I created a new crawler using the
npx crawlee create project
command, that creates some folders and files, it creates me a router.js file, which it has an instance of
createPlaywrightRouter
export const router = createPlaywrightRouter();
router.addDefaultHandler(async ({ enqueueLinks, log }) => {
log.info(`enqueueing new URLs`);
await enqueueLinks({
globs: ['https://crawlee.dev/**'],
label: 'detail',
});
});
router.addHandler('detail', async ({ request, page, log }) => {
const title = await page.title();
log.info(`${title}`, { url: request.loadedUrl });
await Dataset.pushData({
url: request.loadedUrl,
title,
});
});
as I understand, you are creating the default handler which is kinda the "main" listener, so later you are calling/invoking your route "detail", for the enqueLinks function, this could be interesting to split your process in more "routes"/steps, so it can be more clean and decoupled later.

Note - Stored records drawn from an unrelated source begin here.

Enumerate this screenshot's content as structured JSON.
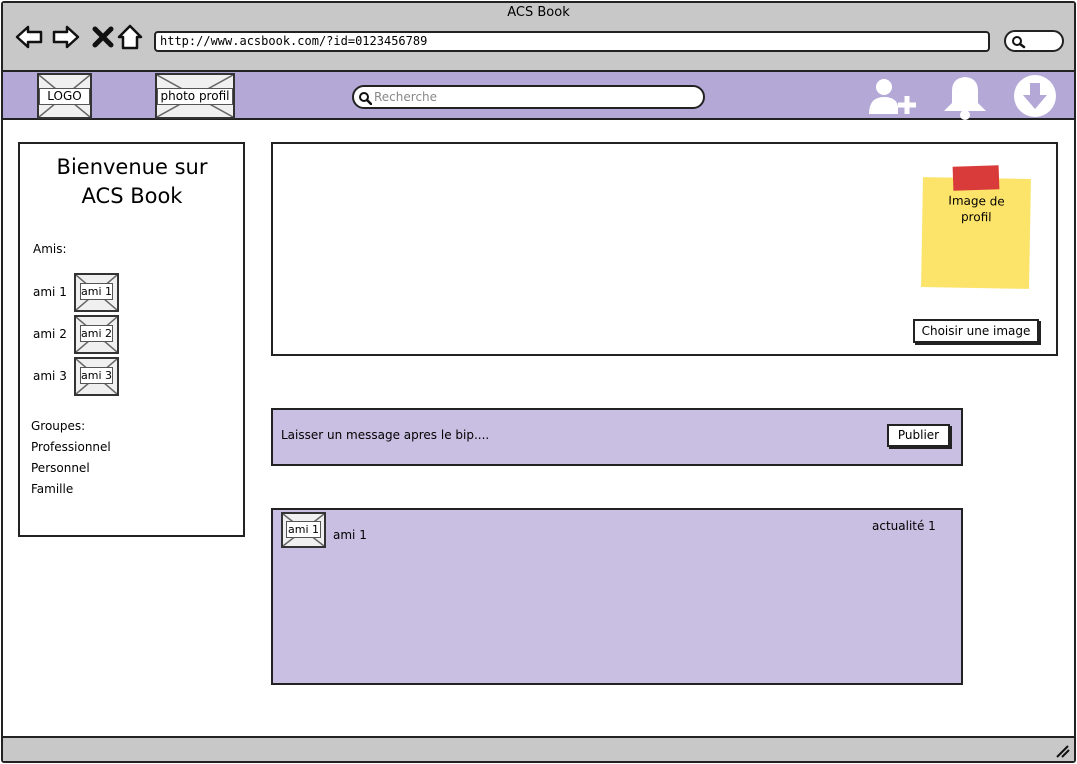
{
  "window": {
    "title": "ACS Book"
  },
  "browser": {
    "url": "http://www.acsbook.com/?id=0123456789"
  },
  "appbar": {
    "logo_label": "LOGO",
    "photo_label": "photo profil",
    "search_placeholder": "Recherche",
    "icons": [
      "add-friend-icon",
      "bell-icon",
      "download-icon"
    ],
    "bar_color": "#b3a8d6"
  },
  "sidebar": {
    "welcome_line1": "Bienvenue sur",
    "welcome_line2": "ACS Book",
    "friends_heading": "Amis:",
    "friends": [
      {
        "name": "ami 1",
        "thumb": "ami 1"
      },
      {
        "name": "ami 2",
        "thumb": "ami 2"
      },
      {
        "name": "ami 3",
        "thumb": "ami 3"
      }
    ],
    "groups_heading": "Groupes:",
    "groups": [
      "Professionnel",
      "Personnel",
      "Famille"
    ]
  },
  "cover": {
    "sticky_note": "Image de profil",
    "choose_button": "Choisir une image",
    "sticky_color": "#fce36a",
    "tape_color": "#d93a3a"
  },
  "composer": {
    "placeholder": "Laisser un message apres le bip....",
    "publish_button": "Publier",
    "panel_color": "#c8bfe2"
  },
  "feed": [
    {
      "author_thumb": "ami 1",
      "author": "ami 1",
      "title": "actualité 1"
    }
  ]
}
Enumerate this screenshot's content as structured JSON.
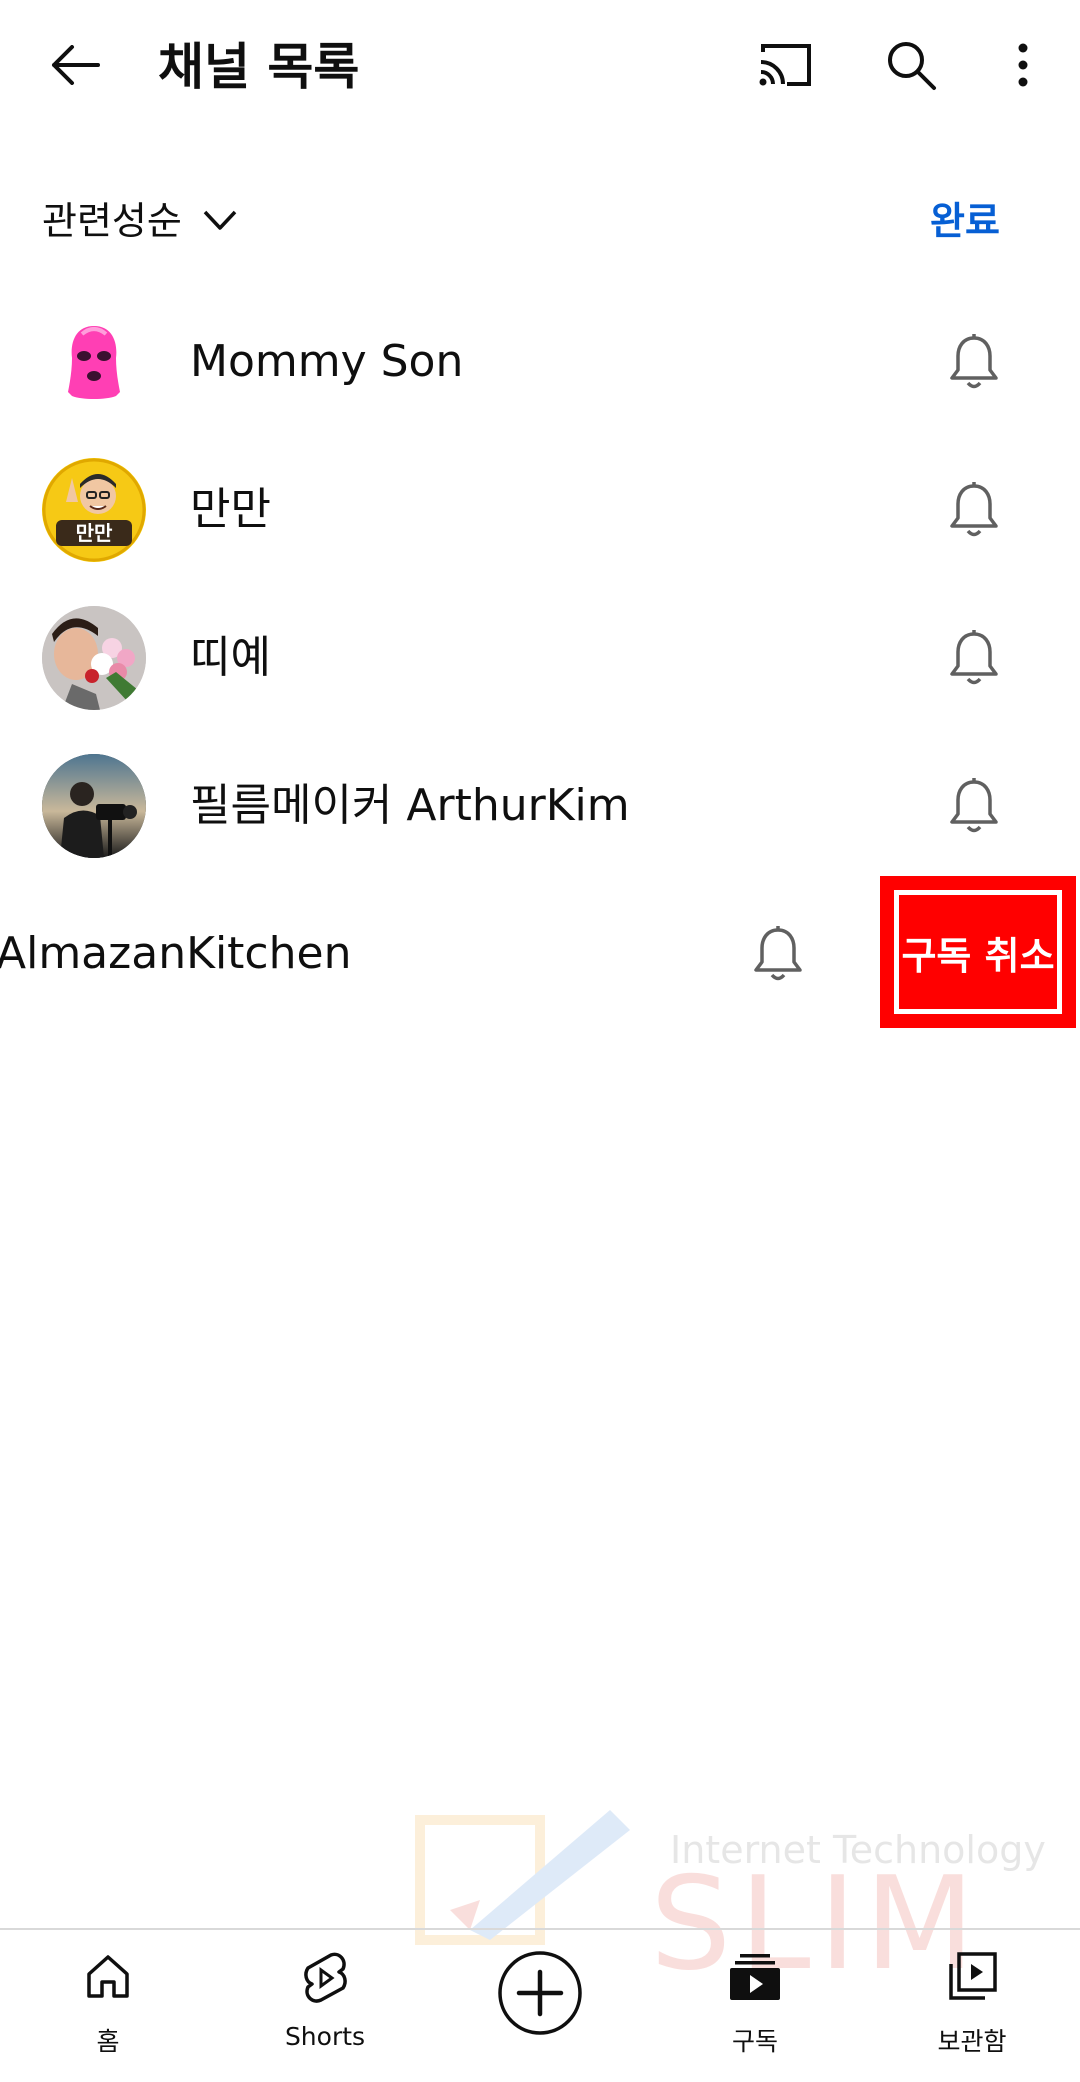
{
  "header": {
    "title": "채널 목록",
    "back_icon": "back-arrow-icon",
    "cast_icon": "cast-icon",
    "search_icon": "search-icon",
    "more_icon": "more-vertical-icon"
  },
  "sort": {
    "label": "관련성순",
    "done_label": "완료"
  },
  "channels": [
    {
      "name": "Mommy Son",
      "avatar": "pink-balaclava-avatar",
      "bell_icon": "bell-outline-icon"
    },
    {
      "name": "만만",
      "avatar": "manman-avatar",
      "bell_icon": "bell-outline-icon"
    },
    {
      "name": "띠예",
      "avatar": "flowers-avatar",
      "bell_icon": "bell-outline-icon"
    },
    {
      "name": "필름메이커 ArthurKim",
      "avatar": "filmmaker-avatar",
      "bell_icon": "bell-outline-icon"
    },
    {
      "name": "AlmazanKitchen",
      "avatar": "",
      "bell_icon": "bell-outline-icon",
      "swiped": true
    }
  ],
  "swipe_action": {
    "label": "구독 취소",
    "color": "#ff0000"
  },
  "watermark": {
    "line1": "Internet Technology",
    "line2": "SLIM"
  },
  "nav": {
    "items": [
      {
        "label": "홈",
        "icon": "home-icon"
      },
      {
        "label": "Shorts",
        "icon": "shorts-icon"
      },
      {
        "label": "",
        "icon": "create-plus-icon"
      },
      {
        "label": "구독",
        "icon": "subscriptions-icon"
      },
      {
        "label": "보관함",
        "icon": "library-icon"
      }
    ]
  },
  "colors": {
    "accent_blue": "#065fd4",
    "unsubscribe_red": "#ff0000",
    "text": "#0f0f0f"
  }
}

My question is, how to call or invoke this without the enqueList function?
I was expecting something like:
router.addDefaultHandler(async (ctx) => {
await ctx.invoke('extract-meta-data')
await ctx.invoke('extract-detail')
await ctx.invoke('download-files')
});
Where can I see the functions this CTX admit or maybe I understood the router totally different.
Thanks π